Lockheed Martin (+10,3%), le contractant de défense du Maryland, a publié des comptes supérieurs aux attentes pour son 2e trimestre, affichant des revenus de 20,1 milliards de dollars (+11%) et un bénéfice net de 1,8 milliard de dollars, 7,94$ par titre. Le cash flow des opérations a été de 3,2 milliards de dollars et le free cash flow de 2,9 milliards. Le backlog atteint un record de 230 milliards de dollars. Les prévisions financières annuelles sont révisées en hausse, le groupe envisageant désormais des revenus allant de 79,75 à 81,75 milliards de dollars, un bénéfice opérationnel de 8,5 à 8,7 milliards, ainsi qu'un bpa dilué allant de 29,95 à 30,65$. Le free cash flow annuel est anticipé entre 7 et 7,2 milliards de dollars.

T-Mobile US (-5,4%) a publié au titre de son 2e trimestre un bénéfice net de 3,2 milliards de dollars en légère hausse de 1%, pour un bénéfice ajusté par action de 2,99$ en hausse de 5% et incluant l'impact des coûts de fusion UScellular. Les revenus se sont établis à 22,8 milliards (+9%), avec une progression de 9% dans les services à 19 milliards de dollars. L'Ebitda ajusté a été de 9,5 milliards de dollars, en croissance de 12%. Le free cash flow ajusté a augmenté de 4% à 4,8 milliards. T-Mobile table désormais sur un FCF ajusté allant de 18,4 à 18,8 milliards de dollars sur l'exercice, soit une révision en hausse.

Blackstone (-1,1%), la firme américaine d'investissement, a publié au titre de son 2e trimestre des revenus de 5,04 milliards de dollars, ainsi qu'un bpa ajusté de 1,52$ nettement supérieur au consensus. Le bénéfice distribuable a atteint 1,97 milliard de dollars. Les actifs totaux sous gestion ont progressé de 11% à environ 1.350 milliards de dollars.

Honeywell (+6,7%), le groupe industriel américain diversifié actif notamment dans l'aérospatiale, a dépassé les attentes de marché au 2e trimestre et relevé ses prévisions financières. Les revenus se sont appréciés de 4% à 9,72 milliards de dollars, pour un bénéfice opérationnel en repli de 6% à 1,74 milliard de dollars. Le bénéfice par action des opérations poursuivies a quadruplé à 17,83$, mais le bénéfice ajusté par action a régressé de 4% à 4,52$. Le cash flow des opérations a grimpé de 20% à 1,28 milliard de dollars. Le free cash flow s'est amélioré de 43% à 1,25 milliard.

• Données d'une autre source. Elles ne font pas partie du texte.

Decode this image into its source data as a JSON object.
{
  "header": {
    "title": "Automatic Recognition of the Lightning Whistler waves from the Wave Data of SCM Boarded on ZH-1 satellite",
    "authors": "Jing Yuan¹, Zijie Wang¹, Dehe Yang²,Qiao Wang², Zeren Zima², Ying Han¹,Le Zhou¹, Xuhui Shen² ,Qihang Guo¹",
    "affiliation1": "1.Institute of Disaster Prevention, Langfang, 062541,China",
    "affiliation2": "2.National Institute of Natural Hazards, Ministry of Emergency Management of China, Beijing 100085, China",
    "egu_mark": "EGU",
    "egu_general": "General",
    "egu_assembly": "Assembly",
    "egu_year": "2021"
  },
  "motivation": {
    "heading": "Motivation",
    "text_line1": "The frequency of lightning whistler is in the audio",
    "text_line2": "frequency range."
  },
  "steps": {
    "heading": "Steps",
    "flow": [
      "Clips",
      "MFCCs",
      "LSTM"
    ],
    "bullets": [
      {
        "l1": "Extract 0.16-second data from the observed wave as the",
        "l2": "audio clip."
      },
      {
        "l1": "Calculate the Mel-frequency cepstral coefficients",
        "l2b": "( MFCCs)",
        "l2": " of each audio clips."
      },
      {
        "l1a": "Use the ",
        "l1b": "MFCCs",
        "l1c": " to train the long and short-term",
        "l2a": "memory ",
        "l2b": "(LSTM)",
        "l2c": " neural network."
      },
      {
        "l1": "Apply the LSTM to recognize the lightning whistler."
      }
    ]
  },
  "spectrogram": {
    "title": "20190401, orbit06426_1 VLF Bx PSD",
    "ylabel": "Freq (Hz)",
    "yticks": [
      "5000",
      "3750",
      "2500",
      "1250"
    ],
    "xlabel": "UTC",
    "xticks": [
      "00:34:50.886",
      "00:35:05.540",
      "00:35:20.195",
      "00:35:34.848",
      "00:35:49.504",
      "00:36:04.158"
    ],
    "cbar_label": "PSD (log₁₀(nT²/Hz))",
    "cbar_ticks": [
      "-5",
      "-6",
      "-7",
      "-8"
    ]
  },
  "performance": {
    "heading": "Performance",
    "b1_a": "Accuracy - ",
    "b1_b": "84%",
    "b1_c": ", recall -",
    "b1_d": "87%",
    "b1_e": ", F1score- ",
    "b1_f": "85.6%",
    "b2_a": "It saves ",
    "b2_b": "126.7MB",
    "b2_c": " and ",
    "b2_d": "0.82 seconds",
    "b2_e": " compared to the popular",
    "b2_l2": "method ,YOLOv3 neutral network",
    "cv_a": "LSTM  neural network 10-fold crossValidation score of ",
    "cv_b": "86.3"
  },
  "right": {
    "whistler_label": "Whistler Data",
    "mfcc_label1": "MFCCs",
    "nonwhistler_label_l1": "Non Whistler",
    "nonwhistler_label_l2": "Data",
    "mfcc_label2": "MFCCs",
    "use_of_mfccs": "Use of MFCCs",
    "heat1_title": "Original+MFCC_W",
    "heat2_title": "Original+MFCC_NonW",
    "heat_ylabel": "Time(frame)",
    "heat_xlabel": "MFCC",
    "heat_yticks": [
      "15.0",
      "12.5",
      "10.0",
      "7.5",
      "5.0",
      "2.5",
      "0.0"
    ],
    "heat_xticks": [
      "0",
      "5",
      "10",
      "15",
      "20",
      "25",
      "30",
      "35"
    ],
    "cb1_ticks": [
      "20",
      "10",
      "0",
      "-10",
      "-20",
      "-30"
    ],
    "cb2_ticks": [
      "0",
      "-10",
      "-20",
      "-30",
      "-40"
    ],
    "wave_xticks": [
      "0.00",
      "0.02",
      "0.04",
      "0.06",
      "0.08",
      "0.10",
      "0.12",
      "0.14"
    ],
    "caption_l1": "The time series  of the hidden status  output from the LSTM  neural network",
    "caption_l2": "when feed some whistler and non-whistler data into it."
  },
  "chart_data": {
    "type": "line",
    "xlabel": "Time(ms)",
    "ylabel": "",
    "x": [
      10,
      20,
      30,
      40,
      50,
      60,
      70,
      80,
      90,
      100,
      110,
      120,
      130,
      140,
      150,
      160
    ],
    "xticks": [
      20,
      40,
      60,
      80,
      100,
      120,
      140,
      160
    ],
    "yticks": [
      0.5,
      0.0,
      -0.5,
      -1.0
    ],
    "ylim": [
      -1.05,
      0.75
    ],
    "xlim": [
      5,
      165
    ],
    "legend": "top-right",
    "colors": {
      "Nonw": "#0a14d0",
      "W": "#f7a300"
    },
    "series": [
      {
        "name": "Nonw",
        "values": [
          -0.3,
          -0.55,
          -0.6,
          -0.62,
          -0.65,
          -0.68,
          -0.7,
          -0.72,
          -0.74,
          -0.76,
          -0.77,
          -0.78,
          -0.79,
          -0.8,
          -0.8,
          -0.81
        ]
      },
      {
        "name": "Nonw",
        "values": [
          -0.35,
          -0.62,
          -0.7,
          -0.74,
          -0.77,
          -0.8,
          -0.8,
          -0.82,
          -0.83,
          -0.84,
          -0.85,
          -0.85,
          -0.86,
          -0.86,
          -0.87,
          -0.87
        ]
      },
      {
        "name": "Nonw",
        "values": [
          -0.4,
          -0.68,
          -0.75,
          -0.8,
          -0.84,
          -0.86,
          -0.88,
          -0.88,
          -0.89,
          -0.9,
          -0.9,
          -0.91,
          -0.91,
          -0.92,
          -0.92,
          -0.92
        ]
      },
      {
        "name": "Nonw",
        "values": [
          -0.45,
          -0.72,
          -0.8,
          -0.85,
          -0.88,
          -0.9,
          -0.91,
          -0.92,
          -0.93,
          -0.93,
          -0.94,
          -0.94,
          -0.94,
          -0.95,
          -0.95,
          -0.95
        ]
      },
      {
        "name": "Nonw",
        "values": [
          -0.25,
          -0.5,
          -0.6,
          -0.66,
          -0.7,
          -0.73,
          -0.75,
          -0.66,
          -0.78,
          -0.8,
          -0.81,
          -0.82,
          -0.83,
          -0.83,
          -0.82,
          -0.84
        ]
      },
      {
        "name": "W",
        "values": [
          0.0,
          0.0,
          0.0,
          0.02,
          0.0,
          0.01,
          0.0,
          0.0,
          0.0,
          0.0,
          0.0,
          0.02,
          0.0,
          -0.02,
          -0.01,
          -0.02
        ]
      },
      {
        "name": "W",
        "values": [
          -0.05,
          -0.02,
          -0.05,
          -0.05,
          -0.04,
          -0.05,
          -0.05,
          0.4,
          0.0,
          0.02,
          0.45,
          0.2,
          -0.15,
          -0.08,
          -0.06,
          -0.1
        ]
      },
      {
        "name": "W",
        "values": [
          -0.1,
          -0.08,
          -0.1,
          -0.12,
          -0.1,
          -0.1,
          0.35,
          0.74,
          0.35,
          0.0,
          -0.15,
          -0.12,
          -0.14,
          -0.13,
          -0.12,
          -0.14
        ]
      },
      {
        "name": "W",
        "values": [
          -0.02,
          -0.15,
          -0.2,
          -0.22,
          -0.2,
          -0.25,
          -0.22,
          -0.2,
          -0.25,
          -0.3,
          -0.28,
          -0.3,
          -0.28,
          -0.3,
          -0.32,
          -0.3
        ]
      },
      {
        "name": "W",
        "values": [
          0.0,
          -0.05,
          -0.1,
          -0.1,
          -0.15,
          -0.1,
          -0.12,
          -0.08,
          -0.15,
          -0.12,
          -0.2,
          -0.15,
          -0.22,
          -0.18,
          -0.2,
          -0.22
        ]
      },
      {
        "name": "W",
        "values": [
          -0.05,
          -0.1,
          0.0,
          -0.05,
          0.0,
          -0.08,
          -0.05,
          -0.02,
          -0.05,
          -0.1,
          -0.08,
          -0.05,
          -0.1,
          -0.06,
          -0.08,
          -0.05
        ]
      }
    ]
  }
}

Les commandes ont augmenté de 4%, portant le backlog à 38 milliards.

Honeywell révise ses prévisions pour l'exercice complet à la suite de ce solide deuxième trimestre et "d'une amélioration des fondamentaux de la croissance organique dans les secteurs des procédés et de l'industrie pour le second semestre".

American Airlines (-7,8%). La compagnie aérienne a de nouveau abaissé ses prévisions de bénéfices pour 2026 et a fait état d'une hausse de 83% de ses coûts de carburant. Le groupe prévoit désormais un bpa ajusté allant de -65 à +65 cents pour l'année, ainsi qu'un bpa ajusté T3 allant de -70 cents à -10 cents. Au deuxième trimestre, American a enregistré un chiffre d'affaires record de 16,7 milliards de dollars, en hausse de 16%, pour un bpa ajusté de 15 cents.